There can be little doubt that 2019 was a watershed year for online privacy for a multitude of different reasons. I think it is fair to state there was a reactionary consensus that consumers were potentially getting a raw deal from the tech industry and that they deserved greater protection from companies targeting their attention and online behavior facilitated through personal data processing. Post-GDPR, for example, the debate has now largely shifted to how to best regulate those platforms and technologies with an acceptance that this is expected. In what concerns the proposed ePrivacy Regulation, which failed to materialize in 2019, we should expect to see some movement through the Croatian Presidency of the EU, and notably with the Germans set to take over the presidency for the latter half of 2020. My gut tells me we will have a revised regulation this year, or it will have to go back to the drawing board wholesale.

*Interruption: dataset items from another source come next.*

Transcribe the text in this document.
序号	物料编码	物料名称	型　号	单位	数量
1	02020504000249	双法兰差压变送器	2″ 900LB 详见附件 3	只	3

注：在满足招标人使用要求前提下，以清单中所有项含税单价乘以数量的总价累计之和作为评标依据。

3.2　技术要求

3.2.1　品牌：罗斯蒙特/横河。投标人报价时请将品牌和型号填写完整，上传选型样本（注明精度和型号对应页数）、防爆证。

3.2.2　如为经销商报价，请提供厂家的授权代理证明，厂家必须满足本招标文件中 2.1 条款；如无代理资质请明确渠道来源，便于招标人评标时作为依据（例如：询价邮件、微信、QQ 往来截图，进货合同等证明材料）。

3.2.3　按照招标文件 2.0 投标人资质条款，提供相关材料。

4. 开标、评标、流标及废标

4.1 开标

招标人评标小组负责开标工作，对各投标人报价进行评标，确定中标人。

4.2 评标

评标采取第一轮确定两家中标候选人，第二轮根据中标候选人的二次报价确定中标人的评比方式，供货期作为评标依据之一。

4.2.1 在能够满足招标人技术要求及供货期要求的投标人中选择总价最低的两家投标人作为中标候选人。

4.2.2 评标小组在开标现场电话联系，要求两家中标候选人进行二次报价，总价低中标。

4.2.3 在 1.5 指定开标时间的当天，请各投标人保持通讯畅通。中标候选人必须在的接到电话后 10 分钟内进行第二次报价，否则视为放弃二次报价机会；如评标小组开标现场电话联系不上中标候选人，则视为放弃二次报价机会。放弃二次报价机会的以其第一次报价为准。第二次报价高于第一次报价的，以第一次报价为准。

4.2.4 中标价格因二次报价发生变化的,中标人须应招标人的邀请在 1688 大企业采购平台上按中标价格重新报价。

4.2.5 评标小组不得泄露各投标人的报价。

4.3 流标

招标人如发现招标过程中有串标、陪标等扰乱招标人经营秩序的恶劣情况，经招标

Notably this week, the European Commission welcomed the entry into force of new EU rules for consumer protection. The aim? To better enforce and modernize current rules in parallel with digital developments. One can view a summary of those rules through "The New Deal for Consumers" fact sheet. Through a commission news release, Věra Jourová, European Commission vice president for values and transparency, said consumers rightly deserved these new digital consumer protections and urged member states to implement the rules without delay so EU citizens can benefit those rights. Member states have two years to transpose the new directive into national legislation, which also ensures compensation for victims of unfair commercial practices and imposes penalties for “mass harm situations” affecting consumers across the EU.

Interestingly in a recent article by TechCrunch, it was opined that human rights are being systematically abused on a massive scale due to the pervasive and entrenched practice of profiling internet users. If we accept that legislators, as well as regulators, acknowledge that online privacy is not just an individual but also very much a societal benefit, then we can safely say that the age of technology self-regulation is coming to an end. I am reminded — to name one EU regulator — of the CNIL’s priorities for 2019 in which they made targeted online advertising a top priority topic. No doubt this priority will carry on into the coming years. Moreover, the issue we all know goes beyond rooting out malign commercial online practices. Arguably, a high level of protection is required to protect our democratic principles and access to information from subjected bias and extreme political interests, as well.

Digital will continue to come with challenges for organizations and users alike. That said, as organizations continue to build data capture and utility into their operational models, every new initiative presents an opportunity to pause and seek improvements to the overall process. Notably, this benefits the value exchange for all.